Завтра я буду скучать по тебе - страница 20



Харви смеётся, и мы сидим и пьём в тишине, глядя в окно на океан и на полярную ночь, которая скоро накроет собой этот пейзаж.

– Чем была бы жизнь без детей, – наконец говорит Харви. – У тебя есть дети?

– Нет.

– А жена?

– Была когда-то.

– Что случилось?

– Я переехал в Америку, а она переехала к Гюннару.

– К Гюннару?

– Гюннар Уре. Мой бывший начальник в прокуратуре.

– Ох, мужик, это жёстко.

Я пожимаю плечами

– Мы не были счастливы вместе.

– Поэтому ты и стал частным детективом?

– Что-то вроде того, – устало отвечаю я.

В полутьме виднеется огромный силуэт маяка на вершине острова. Всё вокруг посерело. Кажется, что скоро и маяк накроет сине-серой завесой.

– Харви Нильсен, – я снова заговариваю после еще одной паузы, – это северо-норвежское имя?

– Эбсолютли, – снова смеется Харви, – мои предки иммигрировали в Миннесоту в тринадцатом году, а потом, в Первую мировую, мой прадед вернулся и через несколько лет погиб во время газовой атаки в одном местечке на севере Франции.

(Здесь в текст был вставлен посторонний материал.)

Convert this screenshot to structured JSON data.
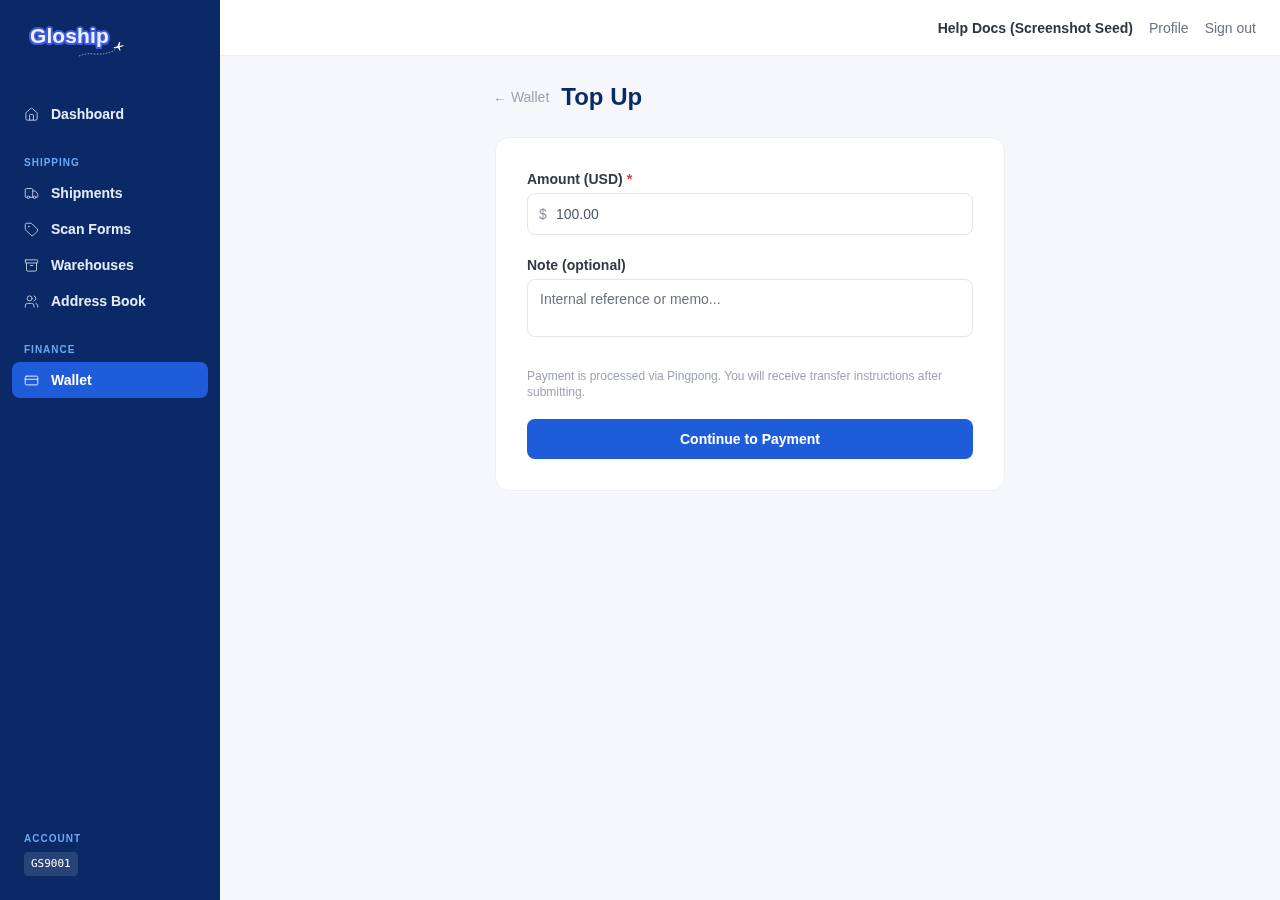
{
  "brand": {
    "name": "Gloship"
  },
  "sidebar": {
    "sections": [
      {
        "items": [
          {
            "label": "Dashboard",
            "selected": false
          }
        ]
      },
      {
        "title": "SHIPPING",
        "items": [
          {
            "label": "Shipments",
            "selected": false
          },
          {
            "label": "Scan Forms",
            "selected": false
          },
          {
            "label": "Warehouses",
            "selected": false
          },
          {
            "label": "Address Book",
            "selected": false
          }
        ]
      },
      {
        "title": "FINANCE",
        "items": [
          {
            "label": "Wallet",
            "selected": true
          }
        ]
      }
    ],
    "account": {
      "title": "ACCOUNT",
      "code": "GS9001"
    }
  },
  "header": {
    "links": [
      {
        "label": "Help Docs (Screenshot Seed)",
        "kind": "primary"
      },
      {
        "label": "Profile",
        "kind": "plain"
      },
      {
        "label": "Sign out",
        "kind": "plain"
      }
    ]
  },
  "page": {
    "back_link": "← Wallet",
    "title": "Top Up"
  },
  "form": {
    "fields": [
      {
        "kind": "amount",
        "label": "Amount (USD)",
        "required_mark": "*",
        "prefix": "$",
        "value": "100.00"
      },
      {
        "kind": "textarea",
        "label": "Note (optional)",
        "placeholder": "Internal reference or memo..."
      }
    ],
    "note": "Payment is processed via Pingpong. You will receive transfer instructions after submitting.",
    "submit": "Continue to Payment"
  }
}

– А ты сам? Как ты нашел свой путь обратно к земле обетованной?

– После выпуска из университета отплыл в море на рыболовном судне и по воле случая оказался в Трумсё, где и встретил Мерету, а та работала в одном из городских пабов.

– И начал выращивать мидии?

– В том числе. У семьи Мерете есть небольшая ферма, где мы выращивали овец до тех пор, пока я почти случайно не наткнулся на курсы по культивированию моллюсков в начале двухтысячных. Я запросил стипендию в государственном фонде поддержки предпринимательства и взялся за дело. Начинал с простой верёвки, пары баков, старых сетей, тракторных деталей, проводов, сам отливал бетонные ботинки. И плавучую платформу сам строил. Большинство ферм с мидиями закрывалось в первые годы, но мы держались, стиснув зубы, пока не оказались на другой стороне. И всё изменилось, – Харви улыбается, – в прошлом мае мы поставили на рынок семь тонн моллюсков. В следующем году надеемся поставить больше десяти.

– Где находится ферма?

– В одном заливе немного севернее, на острове, где раньше стоял двор семьи Мерете, пока не закрылся. Какое-то время мы продолжали вести там дела, когда родители переехали в жилищно-социальный комплекс, несколько лет не оставляли работу, но от малых хозяйств дохода сейчас никакого, только изнурительный труд.

– Скучаешь по Штатам?

– Нет, – отвечает Харви, – Not at all[3]. Там я не чувствовал себя дома, я понял это еще в детстве. Океан, знаешь ли. Он в крови, пульсирует в венах и манит к себе.

Прежде чем отвести взгляд от окна, за которым в ледяной осенней темноте мерцают фонари, Харви стучит краем чашки по столу.

– Я никогда не смог бы покинуть эти места. Никогда.

Я начинаю ощущать воздействие алкоголя на мой вестибулярный аппарат. По телу прокатывается волна тепла. Давно я такого не испытывал.

– Ты говорил, что уехал в Америку, – Харви смотрит на меня своими кристально чистыми серыми глазами, – чем ты там занимался?

– Делал карьеру, – отвечаю я. – А может быть, пытался выбраться из разрушенного брака. Трудно вспомнить, когда столько времени прошло.

Харви поднимает кружку в молчаливом «за здоровье».

– Hear, hear![4]

После этого он выпивает и ставит кружку на стол, смотря на меня пытливым взглядом с лёгкой улыбкой на губах.

– Так зачем ты всё-таки туда уехал? – наконец спрашивает он.

– Здесь у нас правоохранительные органы пользуются стандартизированной техникой допроса, она называется «креатив», – начинаю я.